The ease of access to weapons is back in the spotlight after the recent Parkland school shooting. Naturally, one way potential gun owners may try to source a weapon is on the internet, and Google has, for years, blocked its shopping results from displaying results for searches of firearms.
Turns out that block is trivial to circumvent, however, simply by misspelling the word ‘gun’.
On Tuesday, a Twitter user shared several screenshots of them first searching for ‘handgun’ on Google Shopping. The search returned no results. But when they entered ‘handgnu’ instead, Google returned a list of relevant results. They also found that typing in “fully automatic firearm,” instead of “fully automatic gun” provided results.

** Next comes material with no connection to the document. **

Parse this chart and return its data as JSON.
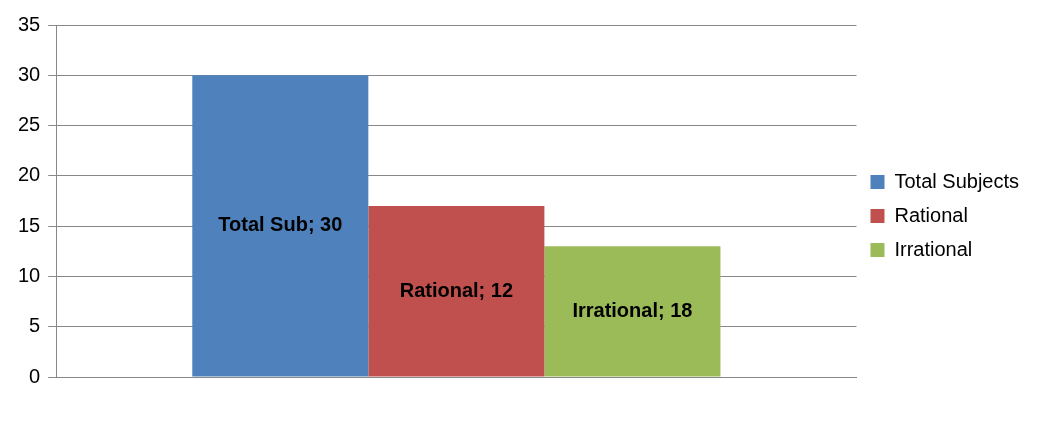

Motherboard replicated and confirmed the issue on Wednesday.
A Google spokesperson told Motherboard in an email, “Thank you for flagging. We're experiencing an error in our Shopping results and are working to address it.”
Google said it banned weapons related listing on Google Shopping back in 2012, and pointed to its policy against the sale of guns and functional parts. That includes “Any part or component necessary to the function of a gun,” the policy reads.
Google said it conducts daily manual sweeps for these sorts of listings on top of its automatic systems, and that some Shopping searches returned results for bump stocks—weapon modifications that can essentially turn a semi-automatic rifle into a fully automatic weapon. Google said it has removed those offending results and it is reviewing further to make sure it doesn’t happen again.
In another direction, Google Shopping’s systems around weapons stopped results returning for searches of innocuous items, such as “Burgundy wine,” The Telegraph reported on Tuesday.